The premise is as funny as the title: Brooks plays a comic named Brooks enlisted by the government to find out what makes Muslims laugh.
“I came out of that meeting and said: there’s trouble here. Instead of going, ‘This is really exciting!’ one of the guys said: ‘Well, I guess we’re going to have to put in some extra phone lines to take these [calls] we’re going to get, huh?’
“Four months went by. I showed them a rough cut. It went as good as any of those screenings have ever gone for me. They made posters, trailers, booked me into the Toronto film festival, release October 7. And then a week after, that Newsweek article came out...”
The story, you might recall, was the one about Guantánamo Bay prisoners forced to desecrate Korans. Newsweek was compelled to retract it when its authenticity was questioned. Some claimed it instigated riots halfway across the world in Afghanistan.
“They said that was what scared them and by shortening the title everything would be okay. And then I saw one of the trailers they made. They eliminated everything involving Muslims in the trailer. It was like, ‘A kooky comedian goes abroad!’ It was like a Bob Hope movie. I was amazed. I don’t have proof of this, but I think some very high-up who’s not involved in the day-to-day movie stuff because it’s a big company that makes televisions, he sees a computer printout and says, ‘What are you, crazy?’”

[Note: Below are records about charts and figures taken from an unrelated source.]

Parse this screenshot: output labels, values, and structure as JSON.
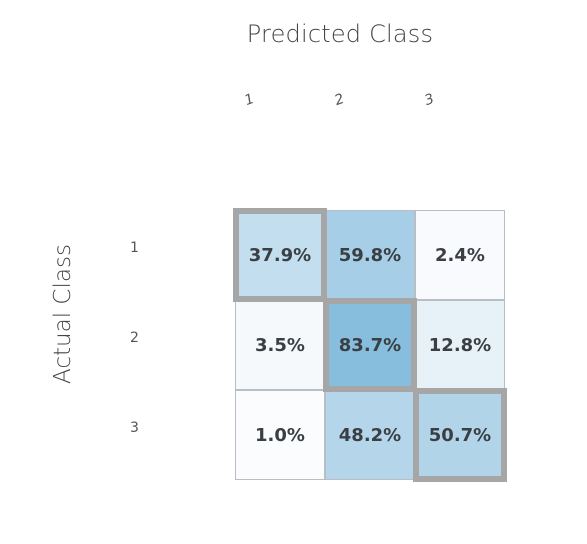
{
  "chart_data": {
    "type": "heatmap",
    "title": "Predicted Class",
    "xlabel": "Predicted Class",
    "ylabel": "Actual Class",
    "col_labels": [
      "1",
      "2",
      "3"
    ],
    "row_labels": [
      "1",
      "2",
      "3"
    ],
    "values": [
      [
        37.9,
        59.8,
        2.4
      ],
      [
        3.5,
        83.7,
        12.8
      ],
      [
        1.0,
        48.2,
        50.7
      ]
    ],
    "cell_text": [
      [
        "37.9%",
        "59.8%",
        "2.4%"
      ],
      [
        "3.5%",
        "83.7%",
        "12.8%"
      ],
      [
        "1.0%",
        "48.2%",
        "50.7%"
      ]
    ],
    "diagonal_highlight": true,
    "highlight_color": "#a6a6a6",
    "color_low": "#fdfdfe",
    "color_high": "#87bddd"
  }
}
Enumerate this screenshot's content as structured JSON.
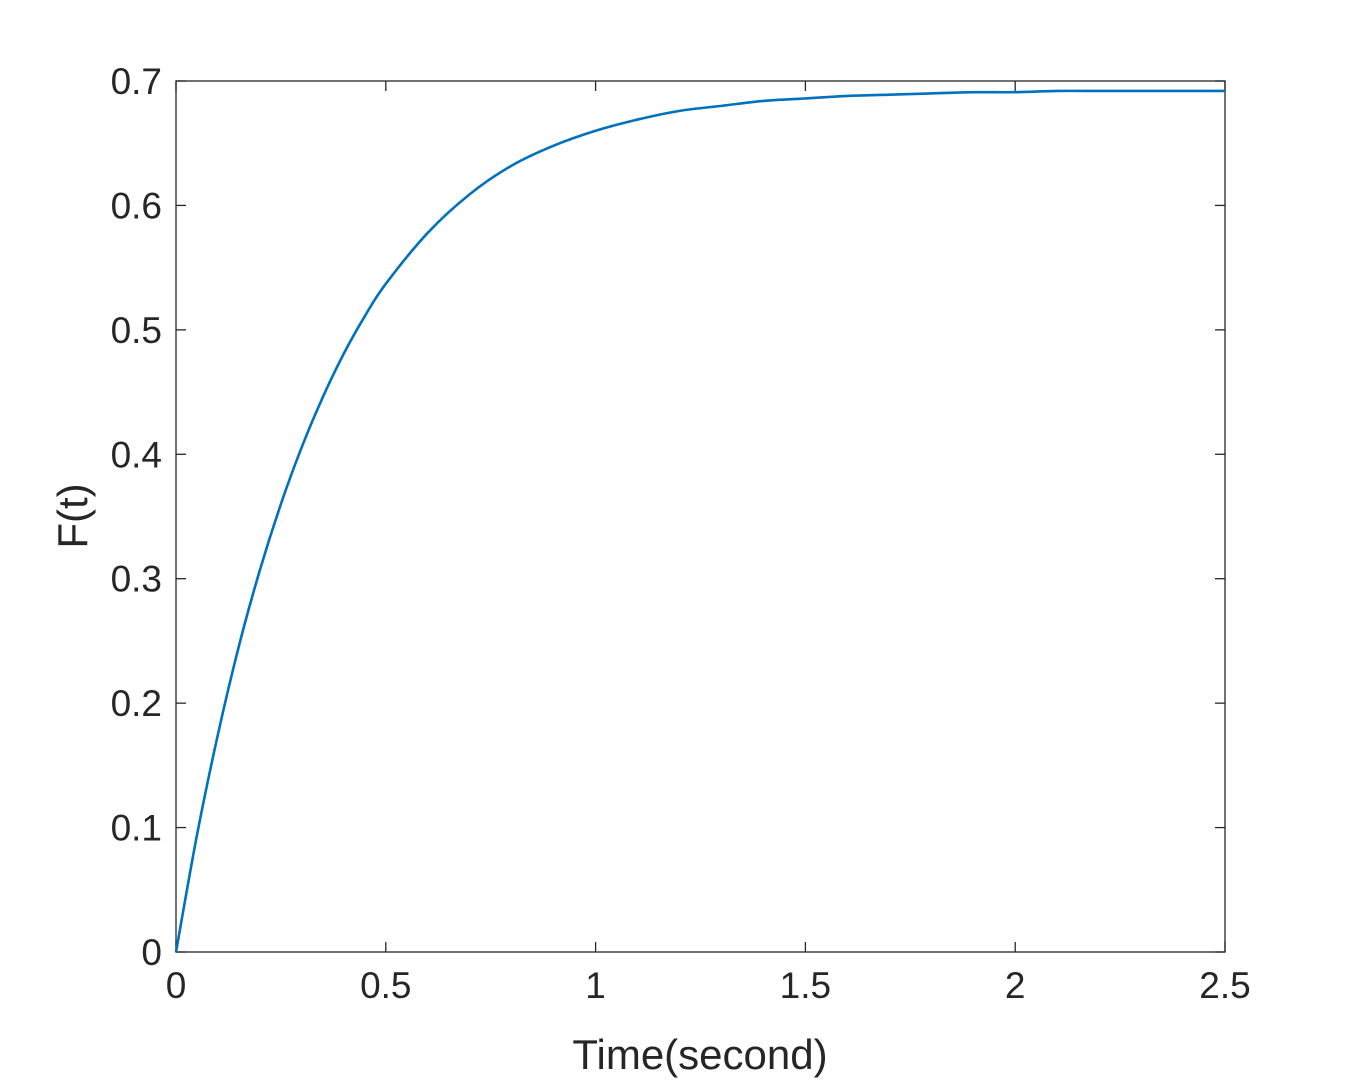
{
  "chart_data": {
    "type": "line",
    "title": "",
    "xlabel": "Time(second)",
    "ylabel": "F(t)",
    "xlim": [
      0,
      2.5
    ],
    "ylim": [
      0,
      0.7
    ],
    "xticks": [
      "0",
      "0.5",
      "1",
      "1.5",
      "2",
      "2.5"
    ],
    "yticks": [
      "0",
      "0.1",
      "0.2",
      "0.3",
      "0.4",
      "0.5",
      "0.6",
      "0.7"
    ],
    "grid": false,
    "legend": "none",
    "line_color": "#0072BD",
    "series": [
      {
        "x": [
          0,
          0.05,
          0.1,
          0.15,
          0.2,
          0.25,
          0.3,
          0.35,
          0.4,
          0.45,
          0.5,
          0.6,
          0.7,
          0.8,
          0.9,
          1.0,
          1.1,
          1.2,
          1.3,
          1.4,
          1.5,
          1.6,
          1.7,
          1.8,
          1.9,
          2.0,
          2.1,
          2.2,
          2.3,
          2.4,
          2.5
        ],
        "y": [
          0,
          0.094,
          0.175,
          0.246,
          0.307,
          0.36,
          0.406,
          0.446,
          0.481,
          0.511,
          0.537,
          0.578,
          0.609,
          0.632,
          0.648,
          0.66,
          0.669,
          0.676,
          0.68,
          0.684,
          0.686,
          0.688,
          0.689,
          0.69,
          0.691,
          0.691,
          0.692,
          0.692,
          0.692,
          0.692,
          0.692
        ]
      }
    ]
  }
}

Luckily, Steve Bing stuck with the movie and moved it to another studio, Warner Independent Pictures.
“Two months later,” continues Brooks, “Bing says, ‘Let’s go to Dubai and have a world premiere.’ I was scared to death. I thought maybe people would ... It was only the second year of this film festival and the first year I had read that they had showed that documentary Control Room and everyone was booing. But it was the single greatest experience of my life. Lines like, ‘They stuffed Abbot and Costello and me into a cab’ — they roared.”
If the film killed them in Dubai, it can’t be too controversial. In Muslim World, Brooks looks for comedy that doesn’t purge fear and animosity, but calms them.